Find the attractive force of gravity between two objects

[ac7597]

Homework Statement:

Henry Cavendish succeeded in measuring the value of the constant "G" way back in the late 1700s. His method was to put two known masses at a known distance and measure the attractive force between them; then he could use Newton's Law of Universal Gravitation to find "G".
The basic idea was to put a big sphere of a dense material next to a small sphere of dense material. Cavendish chose lead. He made one big ball with radius 5.6 inches, and one small ball with radius 1.9 inches. He then placed them next to each other, with a gap of just 0.5 inches between their closest surfaces.

How large was the attractive force of gravity between these two balls?

Relevant Equations:

F=G(mass1)(mass2)/(radius)^2
G=6.67 * 10 ^(-11)

Homework Statement: Henry Cavendish succeeded in measuring the value of the constant "G" way back in the late 1700s. His method was to put two known masses at a known distance and measure the attractive force between them; then he could use Newton's Law of Universal Gravitation to find "G".
The basic idea was to put a big sphere of a dense material next to a small sphere of dense material. Cavendish chose lead. He made one big ball with radius 5.6 inches, and one small ball with radius 1.9 inches. He then placed them next to each other, with a gap of just 0.5 inches between their closest surfaces.

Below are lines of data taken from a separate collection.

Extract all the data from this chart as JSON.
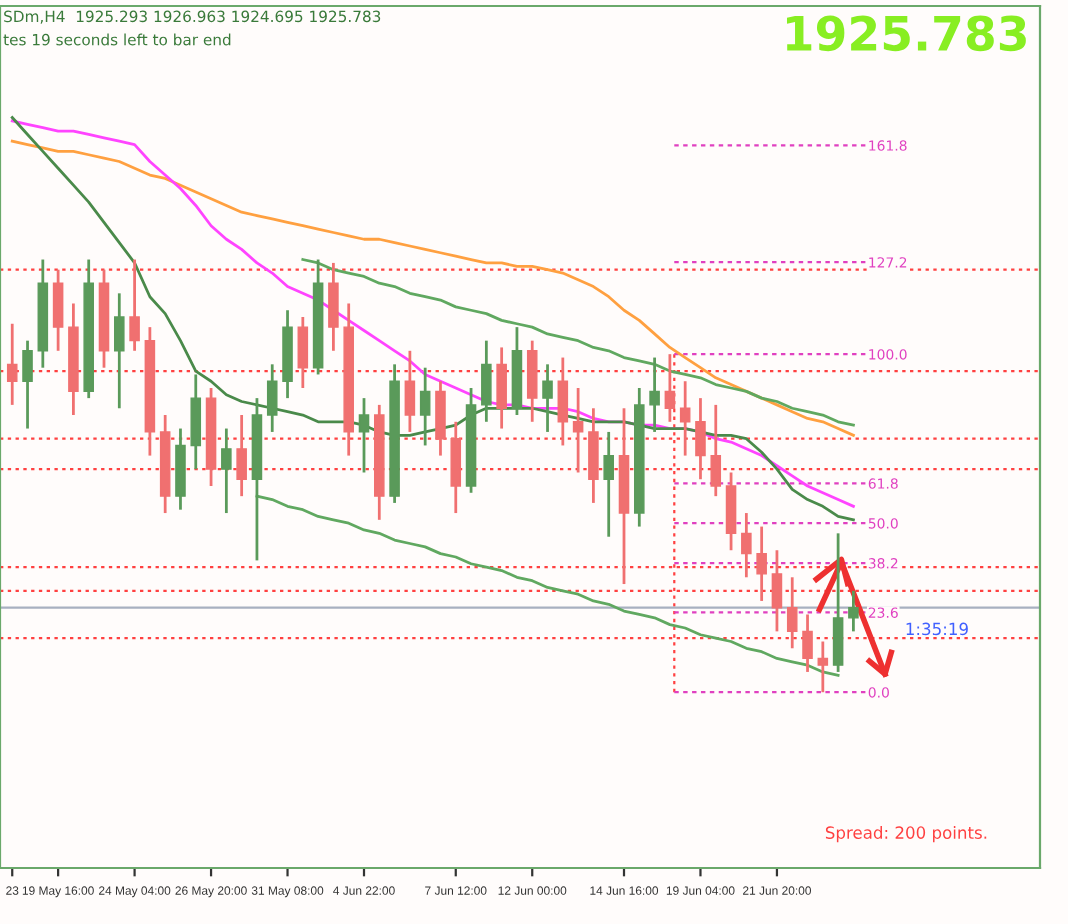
{
  "chart_data": {
    "type": "candlestick",
    "title": "SDm,H4  1925.293 1926.963 1924.695 1925.783",
    "subtitle": "tes 19 seconds left to bar end",
    "legend": false,
    "grid": false,
    "ylim": [
      -52,
      203
    ],
    "yticks": [
      {
        "value": 0,
        "label": "0.0"
      },
      23.6,
      38.2,
      {
        "value": 50,
        "label": "50.0"
      },
      61.8,
      {
        "value": 100,
        "label": "100.0"
      },
      127.2,
      161.8
    ],
    "categories": [
      "23",
      null,
      null,
      "19 May 16:00",
      null,
      null,
      null,
      null,
      "24 May 04:00",
      null,
      null,
      null,
      null,
      "26 May 20:00",
      null,
      null,
      null,
      null,
      "31 May 08:00",
      null,
      null,
      null,
      null,
      "4 Jun 22:00",
      null,
      null,
      null,
      null,
      null,
      "7 Jun 12:00",
      null,
      null,
      null,
      null,
      "12 Jun 00:00",
      null,
      null,
      null,
      null,
      null,
      "14 Jun 16:00",
      null,
      null,
      null,
      null,
      "19 Jun 04:00",
      null,
      null,
      null,
      null,
      "21 Jun 20:00",
      null,
      null,
      null,
      null,
      null
    ],
    "ohlc": [
      [
        97,
        109,
        85,
        92
      ],
      [
        92,
        104,
        78,
        101
      ],
      [
        101,
        128,
        96,
        121
      ],
      [
        121,
        125,
        101,
        108
      ],
      [
        108,
        115,
        82,
        89
      ],
      [
        89,
        128,
        87,
        121
      ],
      [
        121,
        125,
        96,
        101
      ],
      [
        101,
        118,
        84,
        111
      ],
      [
        111,
        128,
        101,
        104
      ],
      [
        104,
        108,
        70,
        77
      ],
      [
        77,
        82,
        53,
        58
      ],
      [
        58,
        78,
        54,
        73
      ],
      [
        73,
        94,
        66,
        87
      ],
      [
        87,
        90,
        61,
        66
      ],
      [
        66,
        78,
        53,
        72
      ],
      [
        72,
        82,
        58,
        63
      ],
      [
        63,
        87,
        39,
        82
      ],
      [
        82,
        97,
        77,
        92
      ],
      [
        92,
        113,
        87,
        108
      ],
      [
        108,
        111,
        90,
        96
      ],
      [
        96,
        128,
        94,
        121
      ],
      [
        121,
        127,
        101,
        108
      ],
      [
        108,
        115,
        70,
        77
      ],
      [
        77,
        87,
        65,
        82
      ],
      [
        82,
        85,
        51,
        58
      ],
      [
        58,
        97,
        56,
        92
      ],
      [
        92,
        101,
        77,
        82
      ],
      [
        82,
        96,
        73,
        89
      ],
      [
        89,
        92,
        70,
        75
      ],
      [
        75,
        80,
        53,
        61
      ],
      [
        61,
        90,
        59,
        85
      ],
      [
        85,
        104,
        80,
        97
      ],
      [
        97,
        102,
        78,
        84
      ],
      [
        84,
        108,
        82,
        101
      ],
      [
        101,
        104,
        80,
        87
      ],
      [
        87,
        97,
        77,
        92
      ],
      [
        92,
        99,
        73,
        80
      ],
      [
        80,
        90,
        65,
        77
      ],
      [
        77,
        84,
        56,
        63
      ],
      [
        63,
        77,
        46,
        70
      ],
      [
        70,
        84,
        32,
        53
      ],
      [
        53,
        90,
        49,
        85
      ],
      [
        85,
        99,
        77,
        89
      ],
      [
        89,
        100,
        80,
        84
      ],
      [
        84,
        92,
        70,
        80
      ],
      [
        80,
        87,
        63,
        70
      ],
      [
        70,
        85,
        58,
        61
      ],
      [
        61,
        65,
        42,
        47
      ],
      [
        47,
        53,
        34,
        41
      ],
      [
        41,
        49,
        27,
        35
      ],
      [
        35,
        42,
        18,
        25
      ],
      [
        25,
        34,
        13,
        18
      ],
      [
        18,
        23,
        6,
        10
      ],
      [
        10,
        15,
        0,
        8
      ],
      [
        8,
        47,
        6,
        22
      ],
      [
        22,
        30,
        18,
        25
      ]
    ],
    "colors": [
      "#f07070",
      "#5a9a5a",
      "#5a9a5a",
      "#f07070",
      "#f07070",
      "#5a9a5a",
      "#f07070",
      "#5a9a5a",
      "#f07070",
      "#f07070",
      "#f07070",
      "#5a9a5a",
      "#5a9a5a",
      "#f07070",
      "#5a9a5a",
      "#f07070",
      "#5a9a5a",
      "#5a9a5a",
      "#5a9a5a",
      "#f07070",
      "#5a9a5a",
      "#f07070",
      "#f07070",
      "#5a9a5a",
      "#f07070",
      "#5a9a5a",
      "#f07070",
      "#5a9a5a",
      "#f07070",
      "#f07070",
      "#5a9a5a",
      "#5a9a5a",
      "#f07070",
      "#5a9a5a",
      "#f07070",
      "#5a9a5a",
      "#f07070",
      "#f07070",
      "#f07070",
      "#5a9a5a",
      "#f07070",
      "#5a9a5a",
      "#5a9a5a",
      "#f07070",
      "#f07070",
      "#f07070",
      "#f07070",
      "#f07070",
      "#f07070",
      "#f07070",
      "#f07070",
      "#f07070",
      "#f07070",
      "#f07070",
      "#5a9a5a",
      "#5a9a5a"
    ],
    "series": [
      {
        "type": "line",
        "color": "#ffa040",
        "values": [
          163,
          162,
          161,
          160,
          160,
          159,
          158,
          157,
          155,
          153,
          152,
          150,
          148,
          146,
          144,
          142,
          141,
          140,
          139,
          138,
          137,
          136,
          135,
          134,
          134,
          133,
          132,
          131,
          130,
          129,
          128,
          127,
          127,
          126,
          126,
          125,
          124,
          122,
          120,
          117,
          113,
          110,
          106,
          102,
          99,
          96,
          93,
          91,
          89,
          87,
          85,
          83,
          81,
          80,
          78,
          76
        ]
      },
      {
        "type": "line",
        "color": "#ff44ff",
        "values": [
          169,
          168,
          167,
          166,
          166,
          165,
          164,
          163,
          162,
          157,
          153,
          149,
          144,
          138,
          134,
          131,
          127,
          124,
          120,
          118,
          116,
          113,
          110,
          107,
          104,
          101,
          98,
          94,
          92,
          90,
          88,
          86,
          85,
          85,
          84,
          84,
          84,
          83,
          81,
          80,
          80,
          79,
          79,
          78,
          78,
          77,
          75,
          74,
          72,
          70,
          67,
          64,
          61,
          59,
          57,
          55
        ]
      },
      {
        "type": "line",
        "color": "#4a8a4a",
        "values": [
          170,
          165,
          160,
          155,
          150,
          145,
          139,
          133,
          127,
          117,
          112,
          104,
          95,
          92,
          88,
          86,
          85,
          84,
          83,
          82,
          80,
          80,
          80,
          79,
          77,
          76,
          76,
          77,
          78,
          79,
          82,
          84,
          84,
          84,
          84,
          83,
          82,
          81,
          80,
          80,
          80,
          79,
          78,
          78,
          78,
          77,
          76,
          76,
          75,
          71,
          66,
          60,
          57,
          55,
          52,
          51
        ]
      },
      {
        "type": "line",
        "color": "#60a860",
        "values": [
          null,
          null,
          null,
          null,
          null,
          null,
          null,
          null,
          null,
          null,
          null,
          null,
          null,
          null,
          null,
          null,
          null,
          null,
          null,
          128,
          127,
          125,
          124,
          123,
          121,
          120,
          118,
          117,
          116,
          114,
          113,
          112,
          110,
          109,
          108,
          106,
          105,
          104,
          102,
          101,
          99,
          98,
          97,
          95,
          94,
          93,
          91,
          90,
          89,
          87,
          86,
          84,
          83,
          82,
          80,
          79
        ]
      },
      {
        "type": "line",
        "color": "#60a860",
        "values": [
          null,
          null,
          null,
          null,
          null,
          null,
          null,
          null,
          null,
          null,
          null,
          null,
          null,
          null,
          null,
          null,
          58,
          57,
          55,
          54,
          52,
          51,
          50,
          48,
          47,
          45,
          44,
          43,
          41,
          40,
          38,
          37,
          36,
          34,
          33,
          31,
          30,
          29,
          27,
          26,
          24,
          23,
          22,
          20,
          19,
          17,
          16,
          15,
          13,
          12,
          10,
          9,
          8,
          6,
          5,
          null
        ]
      }
    ],
    "ref_lines": [
      {
        "axis": "y",
        "value": 125,
        "color": "#ff4040",
        "line_style": "dotted"
      },
      {
        "axis": "y",
        "value": 95,
        "color": "#ff4040",
        "line_style": "dotted"
      },
      {
        "axis": "y",
        "value": 75,
        "color": "#ff4040",
        "line_style": "dotted"
      },
      {
        "axis": "y",
        "value": 66,
        "color": "#ff4040",
        "line_style": "dotted"
      },
      {
        "axis": "y",
        "value": 37,
        "color": "#ff4040",
        "line_style": "dotted"
      },
      {
        "axis": "y",
        "value": 30,
        "color": "#ff4040",
        "line_style": "dotted"
      },
      {
        "axis": "y",
        "value": 16,
        "color": "#ff4040",
        "line_style": "dotted"
      },
      {
        "axis": "y",
        "value": 25,
        "color": "#a8b0c0",
        "line_style": "solid"
      },
      {
        "axis": "y",
        "value": 161.8,
        "color": "#e040c0",
        "line_style": "dashed"
      },
      {
        "axis": "y",
        "value": 127.2,
        "color": "#e040c0",
        "line_style": "dashed"
      },
      {
        "axis": "y",
        "value": 100,
        "color": "#e040c0",
        "line_style": "dashed"
      },
      {
        "axis": "y",
        "value": 61.8,
        "color": "#e040c0",
        "line_style": "dashed"
      },
      {
        "axis": "y",
        "value": 50,
        "color": "#e040c0",
        "line_style": "dashed"
      },
      {
        "axis": "y",
        "value": 38.2,
        "color": "#e040c0",
        "line_style": "dashed"
      },
      {
        "axis": "y",
        "value": 23.6,
        "color": "#e040c0",
        "line_style": "dashed"
      },
      {
        "axis": "y",
        "value": 0,
        "color": "#e040c0",
        "line_style": "dashed"
      }
    ],
    "annotations": [
      "1925.783",
      "1:35:19",
      "Spread: 200 points."
    ]
  }
}
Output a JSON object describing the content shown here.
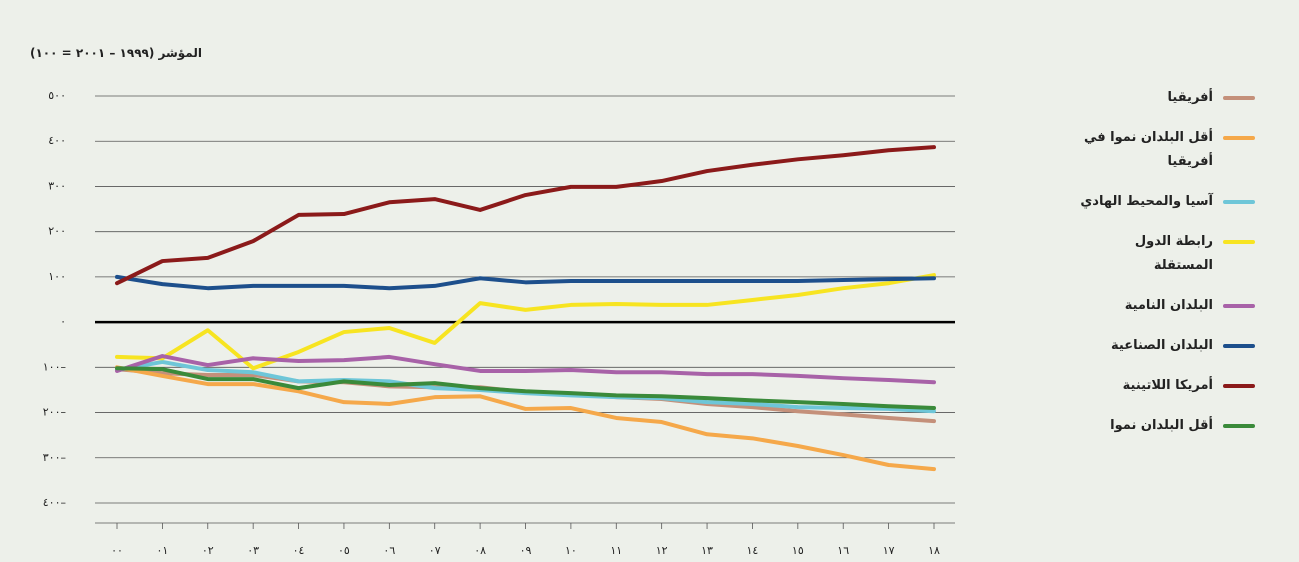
{
  "chart_data": {
    "type": "line",
    "y_axis_label": "المؤشر (١٩٩٩ – ٢٠٠١ = ١٠٠)",
    "categories": [
      "٠٠",
      "٠١",
      "٠٢",
      "٠٣",
      "٠٤",
      "٠٥",
      "٠٦",
      "٠٧",
      "٠٨",
      "٠٩",
      "١٠",
      "١١",
      "١٢",
      "١٣",
      "١٤",
      "١٥",
      "١٦",
      "١٧",
      "١٨"
    ],
    "ylim": [
      -400,
      500
    ],
    "yticks": [
      {
        "value": 500,
        "label": "٥٠٠"
      },
      {
        "value": 400,
        "label": "٤٠٠"
      },
      {
        "value": 300,
        "label": "٣٠٠"
      },
      {
        "value": 200,
        "label": "٢٠٠"
      },
      {
        "value": 100,
        "label": "١٠٠"
      },
      {
        "value": 0,
        "label": "٠"
      },
      {
        "value": -100,
        "label": "١٠٠–"
      },
      {
        "value": -200,
        "label": "٢٠٠–"
      },
      {
        "value": -300,
        "label": "٣٠٠–"
      },
      {
        "value": -400,
        "label": "٤٠٠–"
      }
    ],
    "grid": true,
    "legend": "right",
    "series": [
      {
        "name": "أفريقيا",
        "color": "#c4907a",
        "values": [
          -104,
          -113,
          -117,
          -117,
          -131,
          -133,
          -142,
          -144,
          -144,
          -155,
          -159,
          -166,
          -170,
          -181,
          -188,
          -197,
          -204,
          -212,
          -219
        ]
      },
      {
        "name": "أقل البلدان نموا في أفريقيا",
        "color": "#f5a84a",
        "values": [
          -100,
          -119,
          -137,
          -137,
          -153,
          -177,
          -181,
          -166,
          -164,
          -192,
          -190,
          -212,
          -221,
          -248,
          -257,
          -274,
          -294,
          -316,
          -325
        ]
      },
      {
        "name": "آسيا والمحيط الهادي",
        "color": "#6ec6d8",
        "values": [
          -106,
          -88,
          -106,
          -111,
          -131,
          -128,
          -131,
          -146,
          -150,
          -157,
          -162,
          -166,
          -168,
          -177,
          -181,
          -188,
          -190,
          -192,
          -197
        ]
      },
      {
        "name": "رابطة الدول المستقلة",
        "color": "#f7e421",
        "values": [
          -77,
          -80,
          -18,
          -102,
          -66,
          -22,
          -13,
          -46,
          42,
          27,
          38,
          40,
          38,
          38,
          49,
          60,
          75,
          86,
          104
        ]
      },
      {
        "name": "البلدان النامية",
        "color": "#a862a8",
        "values": [
          -108,
          -75,
          -95,
          -80,
          -86,
          -84,
          -77,
          -93,
          -108,
          -108,
          -106,
          -111,
          -111,
          -115,
          -115,
          -119,
          -124,
          -128,
          -133
        ]
      },
      {
        "name": "البلدان الصناعية",
        "color": "#1d4f8c",
        "values": [
          100,
          84,
          75,
          80,
          80,
          80,
          75,
          80,
          97,
          88,
          91,
          91,
          91,
          91,
          91,
          91,
          93,
          95,
          97
        ]
      },
      {
        "name": "أمريكا اللاتينية",
        "color": "#8b1a1a",
        "values": [
          86,
          135,
          142,
          179,
          237,
          239,
          265,
          272,
          248,
          281,
          299,
          299,
          312,
          334,
          348,
          360,
          369,
          380,
          387
        ]
      },
      {
        "name": "أقل البلدان نموا",
        "color": "#3a8a3a",
        "values": [
          -102,
          -104,
          -126,
          -126,
          -146,
          -131,
          -139,
          -135,
          -146,
          -153,
          -157,
          -162,
          -164,
          -168,
          -173,
          -177,
          -181,
          -186,
          -190
        ]
      }
    ]
  }
}
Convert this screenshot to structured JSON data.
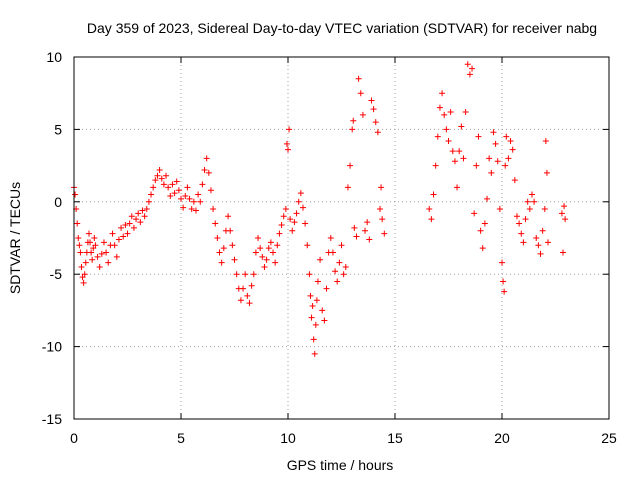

How large was the attractive force of gravity between these two balls?
Homework Equations: F=G(mass1)(mass2)/(radius)^2
G=6.67 * 10 ^(-11)

total radius=((5.6in)+(1.9in)+(0.5in))(0.0254m) = 0.203m

(mass1)(9.8m/s^2)=(6.67 * 10 ^(-11) ) (mass1)(mass2)/( (5.6in)(0.0254 m) )^2
mass2=2.97 * 10^(9) kg

(mass2)(9.8m/s^2)=(6.67 * 10 ^(-11) ) (mass1)(mass2)/( (1.9in)(0.0254 m) )^2
mass1=342.2 * 10^(6) kg

F=(6.67 * 10 ^(-11) )(342.2 * 10^(6)) (2.97 * 10^(9)) / (0.203m)^2
F=1.645 * 10^(9) N
Apparently this incorrect. I don't know why.

 

[Andrew Mason]

The problem is your determination of m1 and m2. Why are you using 9.8 m/sec^2? Show us your work in determining these masses.

AM

 

[ac7597]

Do I need to find the mass of both objects? Can I somehow cancel them out of the equation?

 

[PeroK]

Do I need to find the mass of both objects? Can I somehow cancel them out of the equation?

If force depends on the masses, then how could the masses cancel out?

 

[Andrew Mason]

The density of lead does not appear in your calculations anywhere. You appear to be determining the mass of the balls by assuming that the acceleration of each ball toward the other is 9.8 m/sec^2. That is not correct. You have the mass of a lead ball of radius 1.9 inches at 342 million kilograms!

AM

 

[ac7597]

This the correct force=1.18 * 10^(-6) N ?

 

[Andrew Mason]

This the correct force=1.18 * 10^(-6) N ?

You should show us how you arrived at that answer.

AM

 

[ac7597]

The top portion is for this question

 

[Andrew Mason]

Your method is correct. If you use 11.34 g/cc for the density of lead the answer should work out to 1.18 e-6 N.

AM